A Vancouver musician and friend of Gord Downie is calling for a "national toast" this weekend to remember the life of the Tragically Hip frontman who died Tuesday night.

Steven Drake, who mixed two albums for the Tragically Hip and Downie's solo record, Coke Machine Glow, was good friends with the late singer.

"You know, getting to see him every night back in the heyday was really something," he said. "We spent a lot of time hanging out."

Drake also said Downie loved sharing a drink with good company.

He is calling for people across the country to remember Downie by having a drink at 7 p.m. PT Oct. 28.

"Let's all go out ... let's have a toast to Gord," he said. "Gord would want us all to have a drink, I think."

gord-downie-tragically-hip-deces-nouvelle-chanteur-mort.jpg

In his final years, Downie became a strong advocate for Indigenous people and issues, and in June, he was awarded the Order of Canada.

'He followed his passion'

Drake remembers driving in his car when he first heard the news of Downie's death.

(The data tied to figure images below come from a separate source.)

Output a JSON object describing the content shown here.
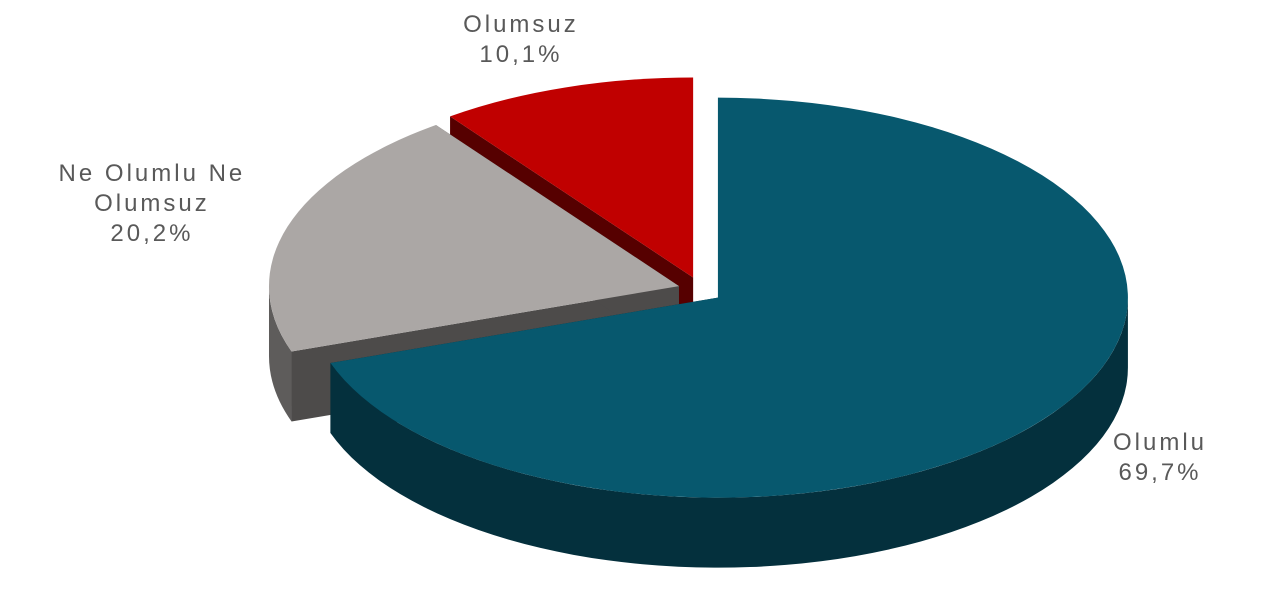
{
  "chart_data": {
    "type": "pie",
    "categories": [
      "Olumlu",
      "Ne Olumlu Ne Olumsuz",
      "Olumsuz"
    ],
    "values": [
      69.7,
      20.2,
      10.1
    ],
    "value_labels": [
      "69,7%",
      "20,2%",
      "10,1%"
    ],
    "colors": [
      "#07586e",
      "#aba7a5",
      "#c00000"
    ]
  }
}
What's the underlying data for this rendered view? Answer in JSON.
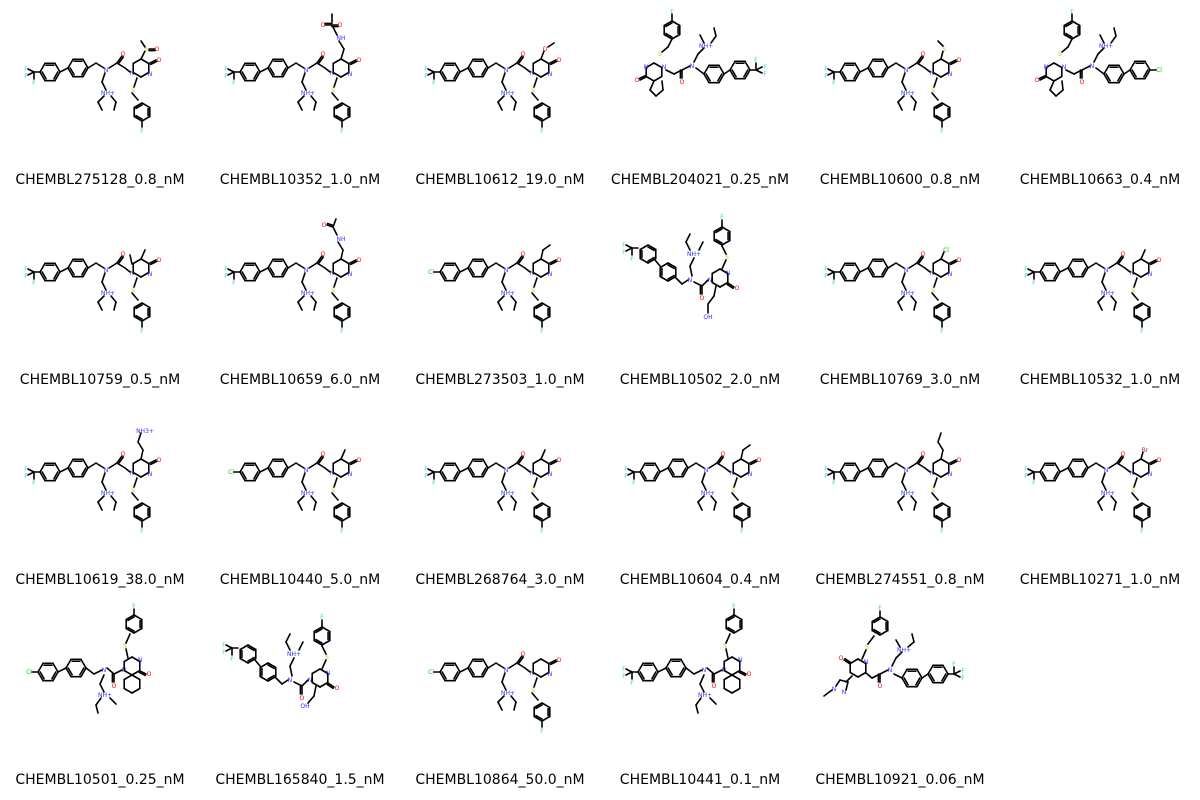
{
  "molecules": [
    {
      "label": "CHEMBL275128_0.8_nM",
      "tail": "CF3",
      "variant": "A",
      "ring_substituent": "sulfinyl"
    },
    {
      "label": "CHEMBL10352_1.0_nM",
      "tail": "CF3",
      "variant": "A",
      "ring_substituent": "sulfonamide"
    },
    {
      "label": "CHEMBL10612_19.0_nM",
      "tail": "CF3",
      "variant": "A",
      "ring_substituent": "methoxy"
    },
    {
      "label": "CHEMBL204021_0.25_nM",
      "tail": "CF3",
      "variant": "B",
      "ring_substituent": "cyclopenta"
    },
    {
      "label": "CHEMBL10600_0.8_nM",
      "tail": "CF3",
      "variant": "A",
      "ring_substituent": "methylthio"
    },
    {
      "label": "CHEMBL10663_0.4_nM",
      "tail": "Cl",
      "variant": "B",
      "ring_substituent": "cyclopenta"
    },
    {
      "label": "CHEMBL10759_0.5_nM",
      "tail": "CF3",
      "variant": "A",
      "ring_substituent": "dimethyl"
    },
    {
      "label": "CHEMBL10659_6.0_nM",
      "tail": "CF3",
      "variant": "A",
      "ring_substituent": "acetamide"
    },
    {
      "label": "CHEMBL273503_1.0_nM",
      "tail": "Cl",
      "variant": "A",
      "ring_substituent": "ethyl"
    },
    {
      "label": "CHEMBL10502_2.0_nM",
      "tail": "CF3",
      "variant": "C",
      "ring_substituent": "hydroxyethyl"
    },
    {
      "label": "CHEMBL10769_3.0_nM",
      "tail": "CF3",
      "variant": "A",
      "ring_substituent": "chloro"
    },
    {
      "label": "CHEMBL10532_1.0_nM",
      "tail": "CF3",
      "variant": "A",
      "ring_substituent": "methyl"
    },
    {
      "label": "CHEMBL10619_38.0_nM",
      "tail": "CF3",
      "variant": "A",
      "ring_substituent": "aminoethyl"
    },
    {
      "label": "CHEMBL10440_5.0_nM",
      "tail": "Cl",
      "variant": "A",
      "ring_substituent": "methyl"
    },
    {
      "label": "CHEMBL268764_3.0_nM",
      "tail": "CF3",
      "variant": "A",
      "ring_substituent": "methyl"
    },
    {
      "label": "CHEMBL10604_0.4_nM",
      "tail": "CF3",
      "variant": "A",
      "ring_substituent": "ethyl"
    },
    {
      "label": "CHEMBL274551_0.8_nM",
      "tail": "CF3",
      "variant": "A",
      "ring_substituent": "propyl"
    },
    {
      "label": "CHEMBL10271_1.0_nM",
      "tail": "CF3",
      "variant": "A",
      "ring_substituent": "bromo"
    },
    {
      "label": "CHEMBL10501_0.25_nM",
      "tail": "Cl",
      "variant": "D",
      "ring_substituent": "cyclohexa"
    },
    {
      "label": "CHEMBL165840_1.5_nM",
      "tail": "CF3",
      "variant": "C",
      "ring_substituent": "hydroxymethyl"
    },
    {
      "label": "CHEMBL10864_50.0_nM",
      "tail": "Cl",
      "variant": "A",
      "ring_substituent": "none"
    },
    {
      "label": "CHEMBL10441_0.1_nM",
      "tail": "CF3",
      "variant": "D",
      "ring_substituent": "cyclohexa"
    },
    {
      "label": "CHEMBL10921_0.06_nM",
      "tail": "CF3",
      "variant": "E",
      "ring_substituent": "pyrazolylmethyl"
    }
  ],
  "atoms": {
    "F": "F",
    "N": "N",
    "O": "O",
    "S": "S",
    "Cl": "Cl",
    "Br": "Br",
    "NH": "NH",
    "NH+": "NH+",
    "OH": "OH",
    "NH3+": "NH3+"
  },
  "colors": {
    "F": "#33cccc",
    "N": "#3333ff",
    "O": "#ff0000",
    "S": "#cccc00",
    "Cl": "#00cc00",
    "Br": "#a52a2a",
    "bond": "#000000"
  }
}
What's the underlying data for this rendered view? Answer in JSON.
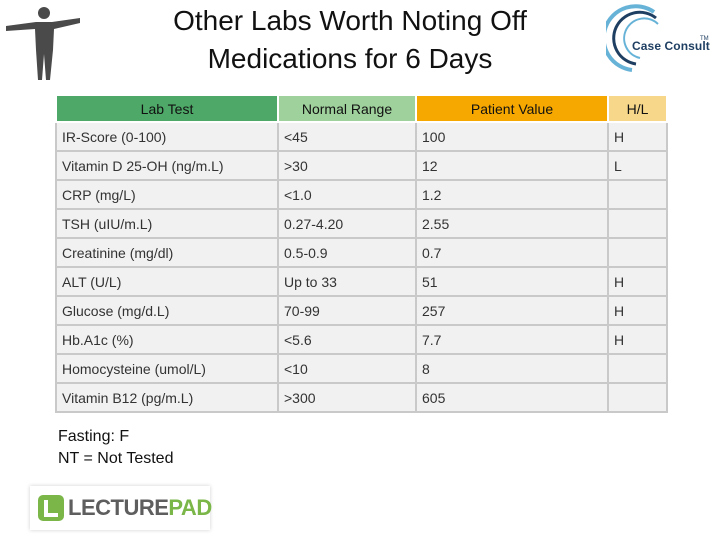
{
  "slide": {
    "title_line1": "Other Labs Worth Noting Off",
    "title_line2": "Medications for 6 Days"
  },
  "brand": {
    "name": "Case Consult",
    "tm": "TM"
  },
  "table": {
    "headers": [
      "Lab Test",
      "Normal Range",
      "Patient Value",
      "H/L"
    ],
    "rows": [
      [
        "IR-Score (0-100)",
        "<45",
        "100",
        "H"
      ],
      [
        "Vitamin D 25-OH (ng/m.L)",
        ">30",
        "12",
        "L"
      ],
      [
        "CRP (mg/L)",
        "<1.0",
        "1.2",
        ""
      ],
      [
        "TSH (uIU/m.L)",
        "0.27-4.20",
        "2.55",
        ""
      ],
      [
        "Creatinine (mg/dl)",
        "0.5-0.9",
        "0.7",
        ""
      ],
      [
        "ALT (U/L)",
        "Up to 33",
        "51",
        "H"
      ],
      [
        "Glucose (mg/d.L)",
        "70-99",
        "257",
        "H"
      ],
      [
        "Hb.A1c (%)",
        "<5.6",
        "7.7",
        "H"
      ],
      [
        "Homocysteine (umol/L)",
        "<10",
        "8",
        ""
      ],
      [
        "Vitamin B12 (pg/m.L)",
        ">300",
        "605",
        ""
      ]
    ]
  },
  "notes": {
    "line1": "Fasting: F",
    "line2": "NT = Not Tested"
  },
  "lecturepad": {
    "part1": "LECTURE",
    "part2": "PAD"
  }
}
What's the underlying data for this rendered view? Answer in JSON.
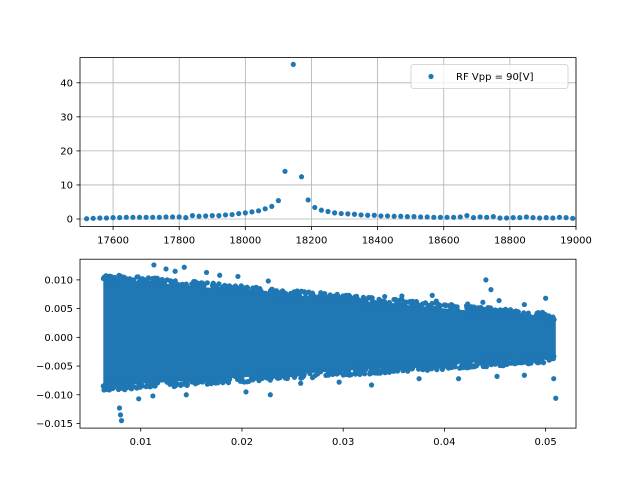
{
  "chart_data": [
    {
      "type": "scatter",
      "title": "",
      "xlabel": "",
      "ylabel": "",
      "xlim": [
        17500,
        19000
      ],
      "ylim": [
        -2.2,
        47.4
      ],
      "grid": true,
      "legend_position": "top-right",
      "x_ticks": [
        "17600",
        "17800",
        "18000",
        "18200",
        "18400",
        "18600",
        "18800",
        "19000"
      ],
      "y_ticks": [
        "0",
        "10",
        "20",
        "30",
        "40"
      ],
      "series": [
        {
          "name": "RF Vpp = 90[V]",
          "color": "#1f77b4",
          "marker": "circle",
          "x": [
            17520,
            17540,
            17560,
            17580,
            17600,
            17620,
            17640,
            17660,
            17680,
            17700,
            17720,
            17740,
            17760,
            17780,
            17800,
            17820,
            17840,
            17860,
            17880,
            17900,
            17920,
            17940,
            17960,
            17980,
            18000,
            18020,
            18040,
            18060,
            18080,
            18100,
            18120,
            18145,
            18170,
            18190,
            18210,
            18230,
            18250,
            18270,
            18290,
            18310,
            18330,
            18350,
            18370,
            18390,
            18410,
            18430,
            18450,
            18470,
            18490,
            18510,
            18530,
            18550,
            18570,
            18590,
            18610,
            18630,
            18650,
            18670,
            18690,
            18710,
            18730,
            18750,
            18770,
            18790,
            18810,
            18830,
            18850,
            18870,
            18890,
            18910,
            18930,
            18950,
            18970,
            18990
          ],
          "y": [
            0.1,
            0.2,
            0.3,
            0.3,
            0.4,
            0.4,
            0.5,
            0.5,
            0.5,
            0.5,
            0.5,
            0.5,
            0.6,
            0.6,
            0.6,
            0.4,
            1.0,
            0.8,
            0.9,
            1.0,
            1.0,
            1.2,
            1.3,
            1.6,
            1.8,
            2.1,
            2.4,
            3.0,
            3.7,
            5.4,
            14.0,
            45.4,
            12.4,
            5.6,
            3.4,
            2.6,
            2.2,
            1.8,
            1.6,
            1.5,
            1.4,
            1.2,
            1.1,
            1.1,
            0.9,
            0.9,
            0.8,
            0.8,
            0.7,
            0.7,
            0.6,
            0.6,
            0.5,
            0.5,
            0.5,
            0.5,
            0.6,
            1.0,
            0.4,
            0.6,
            0.5,
            0.7,
            0.3,
            0.3,
            0.4,
            0.4,
            0.6,
            0.4,
            0.3,
            0.4,
            0.3,
            0.5,
            0.4,
            0.2
          ]
        }
      ]
    },
    {
      "type": "scatter",
      "title": "",
      "xlabel": "",
      "ylabel": "",
      "xlim": [
        0.004,
        0.053
      ],
      "ylim": [
        -0.0158,
        0.0136
      ],
      "grid": false,
      "x_ticks": [
        "0.01",
        "0.02",
        "0.03",
        "0.04",
        "0.05"
      ],
      "y_ticks": [
        "0.010",
        "0.005",
        "0.000",
        "−0.005",
        "−0.010",
        "−0.015"
      ],
      "series": [
        {
          "color": "#1f77b4",
          "marker": "circle",
          "x_range": [
            0.0063,
            0.051
          ],
          "band_upper_start": 0.0103,
          "band_upper_end": 0.0033,
          "band_lower_start": -0.0085,
          "band_lower_end": -0.0035,
          "outliers": [
            {
              "x": 0.0113,
              "y": 0.0126
            },
            {
              "x": 0.0125,
              "y": 0.0119
            },
            {
              "x": 0.0134,
              "y": 0.0115
            },
            {
              "x": 0.0143,
              "y": 0.0122
            },
            {
              "x": 0.0165,
              "y": 0.0113
            },
            {
              "x": 0.0178,
              "y": 0.0108
            },
            {
              "x": 0.0196,
              "y": 0.0106
            },
            {
              "x": 0.0226,
              "y": 0.0098
            },
            {
              "x": 0.028,
              "y": 0.0075
            },
            {
              "x": 0.0341,
              "y": 0.0071
            },
            {
              "x": 0.0358,
              "y": 0.0072
            },
            {
              "x": 0.0392,
              "y": 0.0063
            },
            {
              "x": 0.0388,
              "y": 0.0073
            },
            {
              "x": 0.0423,
              "y": 0.0058
            },
            {
              "x": 0.0438,
              "y": 0.0061
            },
            {
              "x": 0.0441,
              "y": 0.01
            },
            {
              "x": 0.0446,
              "y": 0.0083
            },
            {
              "x": 0.0454,
              "y": 0.0064
            },
            {
              "x": 0.0479,
              "y": 0.0057
            },
            {
              "x": 0.05,
              "y": 0.0068
            },
            {
              "x": 0.0079,
              "y": -0.0123
            },
            {
              "x": 0.008,
              "y": -0.0135
            },
            {
              "x": 0.0081,
              "y": -0.0145
            },
            {
              "x": 0.0098,
              "y": -0.0107
            },
            {
              "x": 0.0112,
              "y": -0.0102
            },
            {
              "x": 0.0145,
              "y": -0.01
            },
            {
              "x": 0.0204,
              "y": -0.0095
            },
            {
              "x": 0.0228,
              "y": -0.01
            },
            {
              "x": 0.0258,
              "y": -0.008
            },
            {
              "x": 0.0296,
              "y": -0.0078
            },
            {
              "x": 0.0328,
              "y": -0.0083
            },
            {
              "x": 0.0375,
              "y": -0.0072
            },
            {
              "x": 0.0414,
              "y": -0.0072
            },
            {
              "x": 0.0452,
              "y": -0.0068
            },
            {
              "x": 0.0479,
              "y": -0.0066
            },
            {
              "x": 0.0508,
              "y": -0.0072
            },
            {
              "x": 0.051,
              "y": -0.0106
            }
          ]
        }
      ]
    }
  ]
}
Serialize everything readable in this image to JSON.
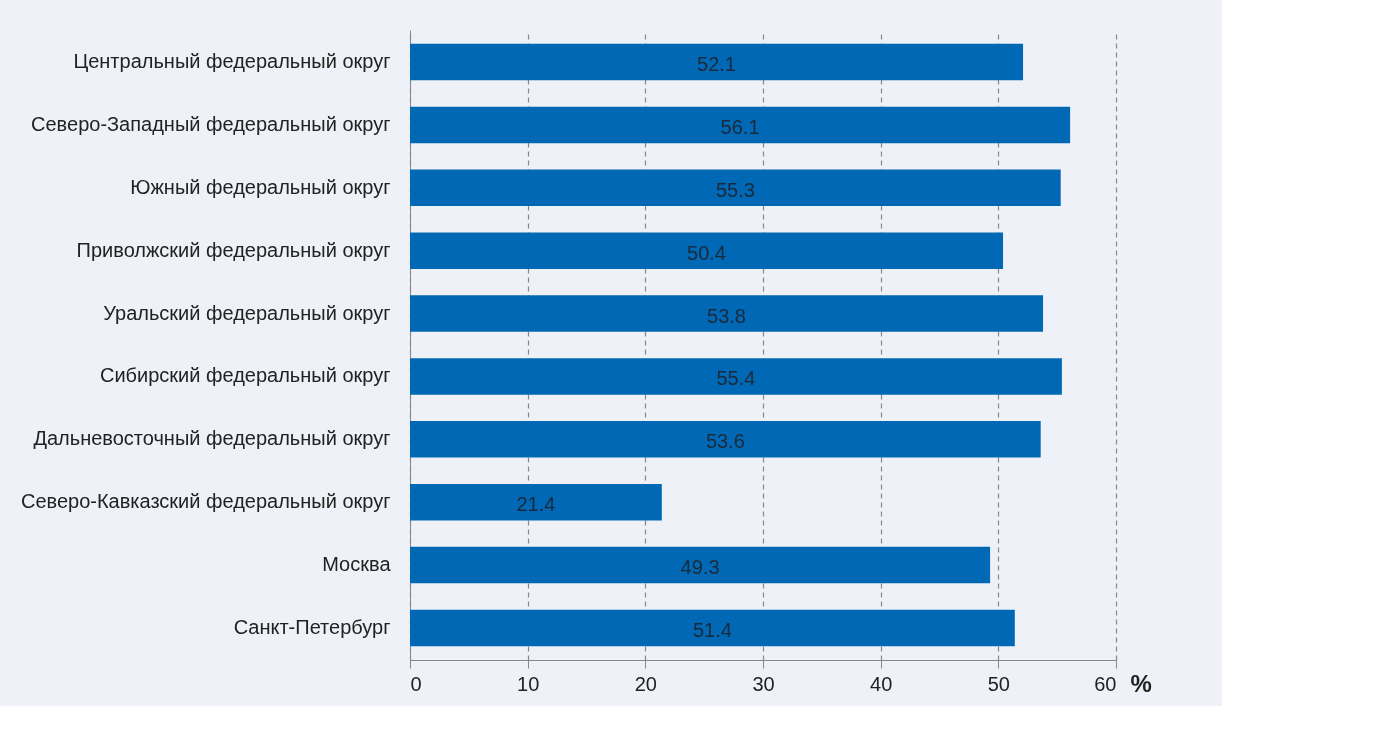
{
  "chart_data": {
    "type": "bar",
    "orientation": "horizontal",
    "categories": [
      "Центральный федеральный округ",
      "Северо-Западный федеральный округ",
      "Южный федеральный округ",
      "Приволжский федеральный округ",
      "Уральский федеральный округ",
      "Сибирский федеральный округ",
      "Дальневосточный федеральный округ",
      "Северо-Кавказский федеральный округ",
      "Москва",
      "Санкт-Петербург"
    ],
    "values": [
      52.1,
      56.1,
      55.3,
      50.4,
      53.8,
      55.4,
      53.6,
      21.4,
      49.3,
      51.4
    ],
    "color": "#0068b4",
    "xlabel": "%",
    "xlim": [
      0,
      60
    ],
    "xticks": [
      0,
      10,
      20,
      30,
      40,
      50,
      60
    ],
    "grid": "x",
    "data_labels": true
  }
}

"I had a whole bunch of feelings," he said. "But Gord would not want us to cry for very long."

"He just wants everybody to follow their passion ... he followed his passion and we celebrate that with him."

STEVEN DRAKE VANCOUVER MUSICIAN ON SOUND CONSOLE

Drake mixes a song on the old console. (Gian-Paolo Mendoza/CBC)

According to Drake, Downie loved skating and playing hockey, specifically as a goaltender.

He said if there was one memory of Gord that sticks out for him, it would be passing the puck around on frozen Lake Ontario after a late night of mixing songs from the album, Music @ Work.

"It was like, dead of winter ... and here I am skating with Gord Downie on Lake Ontario at midnight, passing the puck under the stars," he said.

"I thought ... what a crazy outcome for everything in the universe to happen, that I get to be in the most Canadian possible of moments."

STEVEN DRAKE PRESENT FROM GORD DOWNIE

Drake said Downie gave him this set of coloured pencils as a gift after mixing one of the Hip's records, to encourage his drawing. (Gian-Paolo Mendoza/CBC)

Battle with brain cancer

Downie had an aggressive and incurable form of brain cancer called glioblastoma, which he discovered after a seizure in December 2015.

Canadians learned of Downie's illness on May 24 last year — the same day the rest of the rock group announced the Kingston, Ont.-based band would head out on a final summer tour "for Gord, and for all of us."

The final concert, in Kingston on Aug. 20, 2016, was broadcast by CBC. 

Downie died Tuesday night surrounded by his children and family, according to a statement on the band's website. He was 53 years old.

Corrections

  • An earlier version of this story said the "national toast" to Gord Downie was being planned for Saturday Oct 21. In fact, it's being planned for Saturday Oct 28.